14 : Wees voorzichtig, Mijn liefste

495 93 10
                                    



























Jose terlihat berjalan hanya mengenakan sandal dengan pipinya yang memerah, mata biru Jose terlihat sendu hingga dapat Atikah ketahui remaja itu kedinginan. Wajar saja daerah tempat mereka tinggal merupakan daratan tinggi di kaki gunung maka tak heran jika udara begitu menusuk bahkan orang eropa seperti Josepun tak luput dari tusukan dinginnya.

"Sedang apa kau di sini? Ini sudah malam!" Atikah sontak mendekat dan menangkap lengan sang remaja Netherland dengan khawatir.

"Aku ... " Jose terdengar menggantung ucapannya membuat Atikah menunggu kata apa yang ingin remaja itu ungkapkan, "aku tersesat, Atikah, aku tak tahu di mana rumahku."

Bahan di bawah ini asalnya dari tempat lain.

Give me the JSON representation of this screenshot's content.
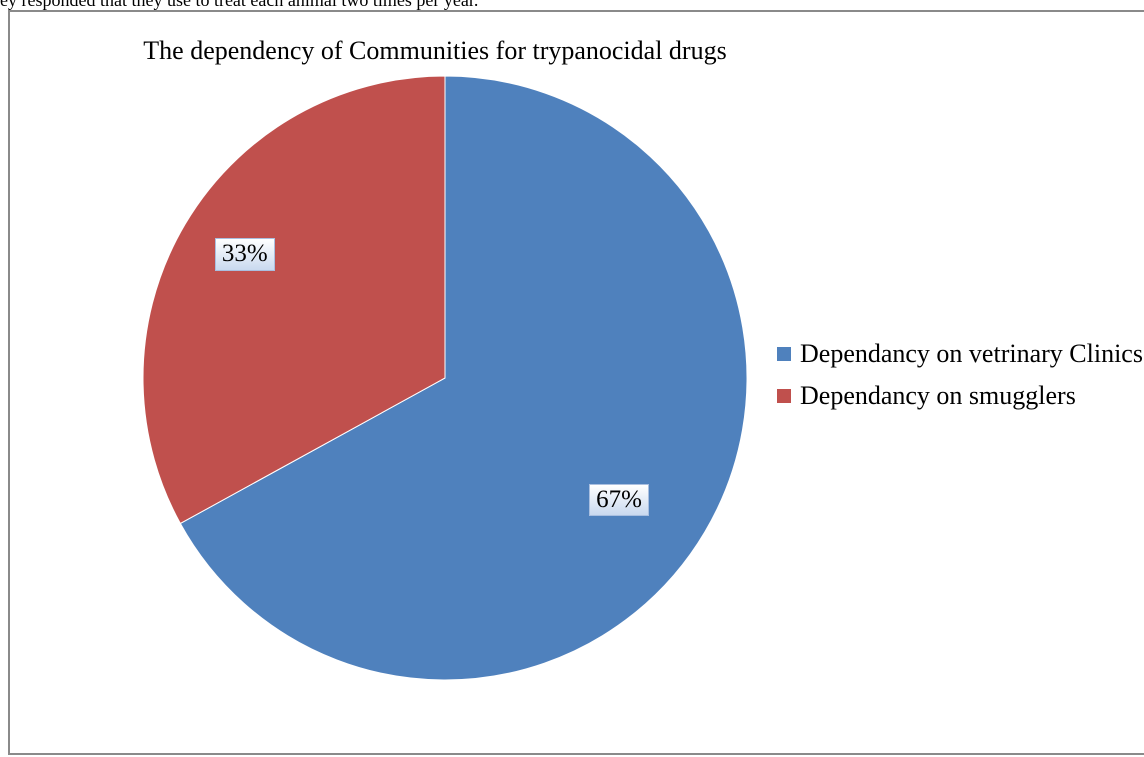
{
  "page": {
    "top_text": "ey responded that they use to treat each animal two times per year."
  },
  "chart_data": {
    "type": "pie",
    "title": "The dependency of Communities for trypanocidal drugs",
    "slices": [
      {
        "name": "Dependancy on vetrinary Clinics",
        "value": 67,
        "label": "67%",
        "color": "#4f81bd"
      },
      {
        "name": "Dependancy on smugglers",
        "value": 33,
        "label": "33%",
        "color": "#c0504d"
      }
    ],
    "start_angle_deg": 0,
    "direction": "clockwise",
    "legend_position": "right"
  }
}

Mendengar itu Atikah mengernyitkan dahinya, tak heran juga jika Jose tersesat karena ia masihlah warga baru di desa itu tetapi yang membuat Atikah heran untuk apa londo itu berkeliaran di tempat yang bahkan belum ia hapal jalannya. Sangat bodoh.

"Kenapa kau berkeliaran, ayahmu akan marah besar kalau tau kau berkeliaran dengan sendal dan baju tipis. Kau ingin kedinginan!" Atikah akhirnya menarik Jose dan memegangi lengan Jose dengan erat.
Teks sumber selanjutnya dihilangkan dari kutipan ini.